Tyler Badie’s upside for the Ravens knows no bounds
The Baltimore Ravens got the pick of the litter in sixth-rounder Tyler Badie, and while many consider him runt-sized as a running back, he has the potential to greatly exceed expectations.
At 5-foot-8 and 197 pounds, Badie doesn’t intimidate defenses with his size or athleticism, but he has the quickness and ball skills to crack the Ravens’ running back depth chart wide open.
Baltimore’s starting ball-carrier will most likely be J.K. Dobbins, a 2020 second-rounder who burst onto the scene in his rookie year for 805 rushing yards. Behind him, Gus Edwards will share a large brunt of carries having strung together three consecutive seasons of 700-plus rushing yards.
Both Dobbins and Edwards are recovering from season-ending injuries in 2020, but if all goes well, they have the proven talent and experience to lead the Ravens’ crowded running back room.
So where does Badie fit in? Initial projections may slide him into an RB3 spot, ever so slightly edging out Justice Hill and Ty’Son Williams for that backup role.

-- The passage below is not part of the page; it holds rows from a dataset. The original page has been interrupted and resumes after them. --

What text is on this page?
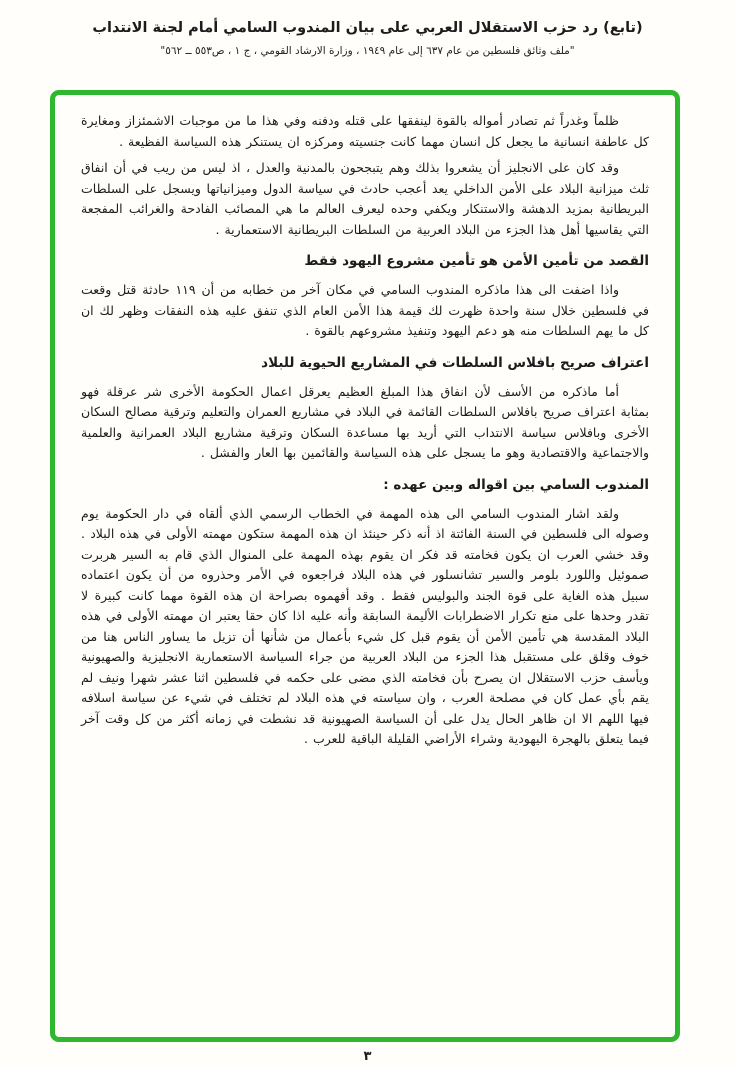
(تابع) رد حزب الاستقلال العربي على بيان المندوب السامي أمام لجنة الانتداب
"ملف وثائق فلسطين من عام ٦٣٧ إلى عام ١٩٤٩ ، وزارة الارشاد القومي ، ج ١ ، ص٥٥٣ ــ ٥٦٢"

ظلماً وغدراً ثم تصادر أمواله بالقوة لينفقها على قتله ودفنه وفي هذا ما من موجبات الاشمئزاز ومغايرة كل عاطفة انسانية ما يجعل كل انسان مهما كانت جنسيته ومركزه ان يستنكر هذه السياسة الفظيعة .

وقد كان على الانجليز أن يشعروا بذلك وهم يتبجحون بالمدنية والعدل ، اذ ليس من ريب في أن انفاق ثلث ميزانية البلاد على الأمن الداخلي يعد أعجب حادث في سياسة الدول وميزانياتها ويسجل على السلطات البريطانية بمزيد الدهشة والاستنكار ويكفي وحده ليعرف العالم ما هي المصائب الفادحة والغرائب المفجعة التي يقاسيها أهل هذا الجزء من البلاد العربية من السلطات البريطانية الاستعمارية .

القصد من تأمين الأمن هو تأمين مشروع اليهود فقط

واذا اضفت الى هذا ماذكره المندوب السامي في مكان آخر من خطابه من أن ١١٩ حادثة قتل وقعت في فلسطين خلال سنة واحدة ظهرت لك قيمة هذا الأمن العام الذي تنفق عليه هذه النفقات وظهر لك ان كل ما يهم السلطات منه هو دعم اليهود وتنفيذ مشروعهم بالقوة .

اعتراف صريح بافلاس السلطات في المشاريع الحيوية للبلاد

أما ماذكره من الأسف لأن انفاق هذا المبلغ العظيم يعرقل اعمال الحكومة الأخرى شر عرقلة فهو بمثابة اعتراف صريح بافلاس السلطات القائمة في البلاد في مشاريع العمران والتعليم وترقية مصالح السكان الأخرى وبافلاس سياسة الانتداب التي أريد بها مساعدة السكان وترقية مشاريع البلاد العمرانية والعلمية والاجتماعية والاقتصادية وهو ما يسجل على هذه السياسة والقائمين بها العار والفشل .

المندوب السامي بين اقواله وبين عهده :

ولقد اشار المندوب السامي الى هذه المهمة في الخطاب الرسمي الذي ألقاه في دار الحكومة يوم وصوله الى فلسطين في السنة الفائتة اذ أنه ذكر حينئذ ان هذه المهمة ستكون مهمته الأولى في هذه البلاد . وقد خشي العرب ان يكون فخامته قد فكر ان يقوم بهذه المهمة على المنوال الذي قام به السير هربرت صموئيل واللورد بلومر والسير تشانسلور في هذه البلاد فراجعوه في الأمر وحذروه من أن يكون اعتماده سبيل هذه الغاية على قوة الجند والبوليس فقط . وقد أفهموه بصراحة ان هذه القوة مهما كانت كبيرة لا تقدر وحدها على منع تكرار الاضطرابات الأليمة السابقة وأنه عليه اذا كان حقا يعتبر ان مهمته الأولى في هذه البلاد المقدسة هي تأمين الأمن أن يقوم قبل كل شيء بأعمال من شأنها أن تزيل ما يساور الناس هنا من خوف وقلق على مستقبل هذا الجزء من البلاد العربية من جراء السياسة الاستعمارية الانجليزية والصهيونية ويأسف حزب الاستقلال ان يصرح بأن فخامته الذي مضى على حكمه في فلسطين اثنا عشر شهرا ونيف لم يقم بأي عمل كان في مصلحة العرب ، وان سياسته في هذه البلاد لم تختلف في شيء عن سياسة اسلافه فيها اللهم الا ان ظاهر الحال يدل على أن السياسة الصهيونية قد نشطت في زمانه أكثر من كل وقت آخر فيما يتعلق بالهجرة اليهودية وشراء الأراضي القليلة الباقية للعرب .

٣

Badie offers a bit of everything: special teams potential, rotational reliability, and a pass-catching element that could prove useful given that Baltimore didn’t draft a single wide receiver in 2022.
The Ravens found a running back gem in 2022 sixth-rounder Tyler Badie
Badie has lived in Baltimore more than any other city and could be considered the most “home-grown” talent of all the rookies.

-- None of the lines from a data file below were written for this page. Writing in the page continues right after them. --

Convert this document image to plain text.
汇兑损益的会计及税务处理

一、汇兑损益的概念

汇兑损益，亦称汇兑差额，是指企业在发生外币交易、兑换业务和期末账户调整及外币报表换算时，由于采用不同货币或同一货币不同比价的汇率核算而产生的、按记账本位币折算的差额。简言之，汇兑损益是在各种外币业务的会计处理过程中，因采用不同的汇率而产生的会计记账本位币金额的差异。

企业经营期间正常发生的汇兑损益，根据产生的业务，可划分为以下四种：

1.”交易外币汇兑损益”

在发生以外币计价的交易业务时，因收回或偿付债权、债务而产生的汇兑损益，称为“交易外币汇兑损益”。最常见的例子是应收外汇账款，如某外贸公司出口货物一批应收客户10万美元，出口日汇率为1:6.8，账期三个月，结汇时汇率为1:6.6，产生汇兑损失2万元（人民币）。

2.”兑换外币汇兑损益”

In his first season as a full-time starter at Missouri, Badie racked up 1,604 rushing yards and 14 rushing touchdowns, averaging six yards per carry, and added 54 catches for 330 yards and four rushing touchdowns.
Part of the reason we’re so high on Badie is seeing his tremendous pass-catching ability, which separates him from the rest of the Ravens’ backs.

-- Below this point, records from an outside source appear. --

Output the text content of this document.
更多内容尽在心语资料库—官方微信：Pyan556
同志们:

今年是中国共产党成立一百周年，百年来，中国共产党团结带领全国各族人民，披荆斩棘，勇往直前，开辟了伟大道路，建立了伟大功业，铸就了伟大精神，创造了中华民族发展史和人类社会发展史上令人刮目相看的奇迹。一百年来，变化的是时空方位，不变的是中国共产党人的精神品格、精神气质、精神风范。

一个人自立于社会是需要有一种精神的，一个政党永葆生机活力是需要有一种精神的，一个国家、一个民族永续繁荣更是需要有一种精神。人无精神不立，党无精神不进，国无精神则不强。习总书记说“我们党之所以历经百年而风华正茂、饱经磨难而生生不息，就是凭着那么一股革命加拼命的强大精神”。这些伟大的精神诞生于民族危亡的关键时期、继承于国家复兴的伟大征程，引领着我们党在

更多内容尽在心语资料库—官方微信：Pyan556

Up until 2021, Badie proved more productive as a pass-catcher than as a running back, and throughout his entire college career, he has recorded 1,149 receiving yards and 11 touchdowns.
Whereas Hill may only shine on special teams and Williams failed to impress last season, Badie has the potential to make an immediate impact in the backfield regardless of how well the Ravens’ starters perform.
His floor in the NFL seems to sit around fringe RB3 territory, but with his pass-catching upside, Badie could possibly play more snaps than Edwards and carve out a unique, dynamic role for himself next to Lamar Jackson.